Trump is going through a string of losses: Democrats dominating in off-year elections, having to reverse course on the Epstein files, Republicans refusing to get rid of the filibuster to end the shutdown, a faltering economy. There’s a possibility that he’s losing his air of impenetrability, and his grip on the right could maybe, just maybe, be loosening.

The anger he displayed in the clip could be a sign of someone on the back foot, overreacting to a question Bloomberg correspondent Catherine Lucey was asking about why Trump was fighting against releasing the Epstein files “if there’s nothing incriminating in the files”. The files related to the child sexual abuser released so far by Congress show that Epstein communicated regularly, and derogatorily, about women with a host of prominent friends.

Lashing out at a female reporter with a derogatory insult amid a news cycle dominated by politicians splitting hairs over a man who ran a sex-trafficking outfit – it was pretty on the nose.

But the clip also pinged around the internet in the same news cycle as Trump telling another female reporter it was rude to ask Saudi Arabian crown prince Mohammed bin Salman about the murder of Jamal Khashoggi, a Saudi journalist whom the CIA determined was killed at the direction of the crown prince.

“You’re mentioning somebody that was extremely controversial,” Trump said of Khashoggi, responding to a question from ABC News’s Mary Bruce. “A lot of people didn’t like that gentleman that you’re talking about. Whether you like him, or didn’t like him, things happen. But he knew nothing about it, and we can leave it at that. You don’t have to embarrass our guest by asking a question like that.”

The combined force of two outbursts at female journalists in a single news cycle – for asking about a child sexual abuser and a murdered colleague – went beyond the standard-fare Trumpian attacks on the media.

Part of the collective ire could be that no one in the press gaggle jumped to Lucey’s defense in the video, underlining that those attacked by Trump often stand alone while others fear becoming next on his list; the media backbone that stiffened in his first term has wilted, under exhaustion and at the hands of Trump-friendly owners, in his second. The condemnations of Trump and accolades for both journalists came after the fact.

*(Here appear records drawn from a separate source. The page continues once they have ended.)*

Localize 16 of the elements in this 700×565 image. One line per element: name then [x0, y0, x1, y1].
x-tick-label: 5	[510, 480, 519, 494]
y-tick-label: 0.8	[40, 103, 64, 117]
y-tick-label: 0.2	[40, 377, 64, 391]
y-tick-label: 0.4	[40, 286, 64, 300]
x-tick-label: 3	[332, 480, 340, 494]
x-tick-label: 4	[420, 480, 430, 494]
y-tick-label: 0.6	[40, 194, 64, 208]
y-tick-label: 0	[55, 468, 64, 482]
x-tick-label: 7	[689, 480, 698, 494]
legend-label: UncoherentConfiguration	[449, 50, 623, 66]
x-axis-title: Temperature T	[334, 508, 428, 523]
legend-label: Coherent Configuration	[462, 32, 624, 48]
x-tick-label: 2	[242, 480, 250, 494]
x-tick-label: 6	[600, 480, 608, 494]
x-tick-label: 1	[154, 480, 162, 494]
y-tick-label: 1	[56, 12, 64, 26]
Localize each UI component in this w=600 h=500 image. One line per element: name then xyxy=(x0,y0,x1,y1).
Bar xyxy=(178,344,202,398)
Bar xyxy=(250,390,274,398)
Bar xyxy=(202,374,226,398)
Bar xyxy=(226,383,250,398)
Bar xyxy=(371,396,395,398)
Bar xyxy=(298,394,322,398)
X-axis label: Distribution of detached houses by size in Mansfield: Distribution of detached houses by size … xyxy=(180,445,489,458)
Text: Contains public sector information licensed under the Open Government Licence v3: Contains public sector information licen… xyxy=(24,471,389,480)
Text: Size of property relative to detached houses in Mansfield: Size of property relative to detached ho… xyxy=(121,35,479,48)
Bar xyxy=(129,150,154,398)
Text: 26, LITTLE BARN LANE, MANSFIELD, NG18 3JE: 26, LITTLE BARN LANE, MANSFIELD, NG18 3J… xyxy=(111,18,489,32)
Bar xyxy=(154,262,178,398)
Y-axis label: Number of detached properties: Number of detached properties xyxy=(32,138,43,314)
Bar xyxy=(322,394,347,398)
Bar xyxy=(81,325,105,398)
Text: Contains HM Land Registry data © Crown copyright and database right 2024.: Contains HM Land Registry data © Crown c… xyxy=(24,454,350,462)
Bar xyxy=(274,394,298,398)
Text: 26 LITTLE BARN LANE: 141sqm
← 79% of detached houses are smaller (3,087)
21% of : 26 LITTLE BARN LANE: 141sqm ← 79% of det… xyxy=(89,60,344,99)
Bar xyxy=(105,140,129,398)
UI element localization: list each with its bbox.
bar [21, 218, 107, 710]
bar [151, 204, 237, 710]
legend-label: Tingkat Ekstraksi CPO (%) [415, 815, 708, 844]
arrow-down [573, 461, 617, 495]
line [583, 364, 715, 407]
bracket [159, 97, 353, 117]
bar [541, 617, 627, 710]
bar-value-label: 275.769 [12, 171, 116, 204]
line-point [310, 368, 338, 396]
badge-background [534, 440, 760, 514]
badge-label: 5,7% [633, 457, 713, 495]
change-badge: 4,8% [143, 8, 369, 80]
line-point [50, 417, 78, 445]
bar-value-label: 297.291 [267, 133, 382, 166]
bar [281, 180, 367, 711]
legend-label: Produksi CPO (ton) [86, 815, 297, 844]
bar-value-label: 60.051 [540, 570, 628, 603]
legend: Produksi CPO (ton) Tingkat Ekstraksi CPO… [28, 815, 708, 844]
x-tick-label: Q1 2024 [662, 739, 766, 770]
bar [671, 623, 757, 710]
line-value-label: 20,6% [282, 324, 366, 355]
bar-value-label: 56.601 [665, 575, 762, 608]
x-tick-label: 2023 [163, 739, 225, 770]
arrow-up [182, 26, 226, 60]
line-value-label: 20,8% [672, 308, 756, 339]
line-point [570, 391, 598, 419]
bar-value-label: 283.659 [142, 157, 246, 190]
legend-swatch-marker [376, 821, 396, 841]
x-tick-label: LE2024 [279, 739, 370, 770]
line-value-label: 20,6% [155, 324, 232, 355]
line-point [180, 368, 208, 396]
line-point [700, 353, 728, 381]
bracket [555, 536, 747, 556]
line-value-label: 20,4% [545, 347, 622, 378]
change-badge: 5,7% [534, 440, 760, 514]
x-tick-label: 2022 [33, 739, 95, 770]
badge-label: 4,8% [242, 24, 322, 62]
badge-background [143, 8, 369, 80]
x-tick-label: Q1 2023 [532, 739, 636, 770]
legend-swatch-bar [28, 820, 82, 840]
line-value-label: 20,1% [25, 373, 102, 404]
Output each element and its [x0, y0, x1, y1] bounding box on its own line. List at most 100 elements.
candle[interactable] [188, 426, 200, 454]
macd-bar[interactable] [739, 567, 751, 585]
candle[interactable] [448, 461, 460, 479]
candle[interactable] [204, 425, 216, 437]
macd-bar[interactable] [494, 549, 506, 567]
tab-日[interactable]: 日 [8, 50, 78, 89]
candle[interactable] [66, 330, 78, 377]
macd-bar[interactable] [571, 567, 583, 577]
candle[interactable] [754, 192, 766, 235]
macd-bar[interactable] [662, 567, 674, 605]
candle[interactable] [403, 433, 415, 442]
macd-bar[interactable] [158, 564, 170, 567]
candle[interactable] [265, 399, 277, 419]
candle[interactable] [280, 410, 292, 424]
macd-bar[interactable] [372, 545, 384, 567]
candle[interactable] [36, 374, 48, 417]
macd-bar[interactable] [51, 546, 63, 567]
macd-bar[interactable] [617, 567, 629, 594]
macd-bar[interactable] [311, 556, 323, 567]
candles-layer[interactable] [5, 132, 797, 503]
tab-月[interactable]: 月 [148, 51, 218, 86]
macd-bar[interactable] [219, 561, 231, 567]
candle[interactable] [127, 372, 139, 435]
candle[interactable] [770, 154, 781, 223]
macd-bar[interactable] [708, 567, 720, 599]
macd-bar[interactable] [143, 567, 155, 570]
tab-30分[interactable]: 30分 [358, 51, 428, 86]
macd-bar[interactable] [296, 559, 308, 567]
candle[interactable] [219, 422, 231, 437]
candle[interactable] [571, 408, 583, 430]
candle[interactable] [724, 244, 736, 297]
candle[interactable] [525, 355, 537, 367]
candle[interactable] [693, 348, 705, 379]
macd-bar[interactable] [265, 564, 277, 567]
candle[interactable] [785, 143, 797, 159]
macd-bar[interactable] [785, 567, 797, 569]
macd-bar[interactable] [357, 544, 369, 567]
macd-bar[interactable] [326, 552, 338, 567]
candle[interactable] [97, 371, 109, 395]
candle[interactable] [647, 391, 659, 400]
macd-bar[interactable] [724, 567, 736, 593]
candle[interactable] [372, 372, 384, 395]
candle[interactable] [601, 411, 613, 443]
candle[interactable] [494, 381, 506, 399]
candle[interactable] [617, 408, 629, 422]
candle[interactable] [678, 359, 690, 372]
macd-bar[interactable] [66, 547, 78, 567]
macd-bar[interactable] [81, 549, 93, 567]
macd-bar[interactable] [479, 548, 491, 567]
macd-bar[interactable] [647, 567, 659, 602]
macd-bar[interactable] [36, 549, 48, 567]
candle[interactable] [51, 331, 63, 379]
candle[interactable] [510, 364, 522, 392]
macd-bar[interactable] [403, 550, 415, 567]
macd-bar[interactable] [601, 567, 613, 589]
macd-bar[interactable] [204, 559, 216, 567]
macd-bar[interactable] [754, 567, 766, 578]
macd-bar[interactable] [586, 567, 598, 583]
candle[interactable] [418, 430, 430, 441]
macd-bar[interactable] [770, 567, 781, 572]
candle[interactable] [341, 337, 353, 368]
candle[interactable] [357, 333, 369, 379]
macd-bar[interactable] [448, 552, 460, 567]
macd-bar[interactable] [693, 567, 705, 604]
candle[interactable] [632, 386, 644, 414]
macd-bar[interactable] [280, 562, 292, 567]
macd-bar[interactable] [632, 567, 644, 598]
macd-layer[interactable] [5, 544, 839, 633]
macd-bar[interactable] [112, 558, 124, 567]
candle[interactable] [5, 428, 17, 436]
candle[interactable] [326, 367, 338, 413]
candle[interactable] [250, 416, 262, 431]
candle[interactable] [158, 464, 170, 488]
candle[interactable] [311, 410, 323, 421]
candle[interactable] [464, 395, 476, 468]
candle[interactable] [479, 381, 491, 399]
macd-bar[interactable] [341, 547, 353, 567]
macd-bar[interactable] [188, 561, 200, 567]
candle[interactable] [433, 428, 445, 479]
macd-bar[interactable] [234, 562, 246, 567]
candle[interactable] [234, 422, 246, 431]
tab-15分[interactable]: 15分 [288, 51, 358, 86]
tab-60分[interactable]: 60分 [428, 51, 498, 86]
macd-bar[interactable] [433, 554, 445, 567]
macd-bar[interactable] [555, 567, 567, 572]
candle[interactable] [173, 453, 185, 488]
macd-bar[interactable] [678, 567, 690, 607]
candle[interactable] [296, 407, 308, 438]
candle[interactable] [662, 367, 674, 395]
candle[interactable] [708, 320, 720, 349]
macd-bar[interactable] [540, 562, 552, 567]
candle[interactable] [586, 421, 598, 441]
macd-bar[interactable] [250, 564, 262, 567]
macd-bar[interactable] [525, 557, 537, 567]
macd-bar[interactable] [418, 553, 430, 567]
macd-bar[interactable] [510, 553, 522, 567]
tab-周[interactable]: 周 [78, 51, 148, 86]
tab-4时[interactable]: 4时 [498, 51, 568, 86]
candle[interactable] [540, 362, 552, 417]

“These incidents are not isolated; they are part of an unmistakable pattern of hostility – often directed at women – that undermines the essential role of a free and independent press,” the Society of Professional Journalists said in a statement Wednesday.

The White House, meanwhile, has doubled down on the comment, saying Lucey had “behaved in an inappropriate and unprofessional way towards her colleagues on the plane”, providing no details on what that meant. “If you’re going to give it, you have to be able to take,” they said.

Beyond the clip’s power to outrage, though, is a sign that the leftwing media ecosystem and its creators are starting to command attention and elevate stories that media outlets aren’t jumping on.

As Democratic digital strategist Parker Butler pointed out on X, the “quiet, piggy” clip grabbed millions of views on online accounts four days after it happened, saying: “It got almost NO coverage when he said it … A viral post can shape an entire news cycle.”

And some Democrats who’ve taken the strategy of being Trump back to Trump, including California governor Gavin Newsom’s press office, are using the clip to bully the president back, Photoshopping Trump’s face onto pigs and repeatedly tweeting “quiet, piggy”.

In Trump 2.0, you never know which affronts to decency will stick in people’s minds. This one, though, has a symbolism that seems to be resonating.

“Portland has reclaimed the frog as a symbol of its resistance to Trump’s efforts to militarize the city,” former US attorney and commentator Joyce Alene wrote on X. “Perhaps women should claim the glamorous, sassy Muppet Miss Piggy, a known diva with a fierce karate chop, as their own symbol.”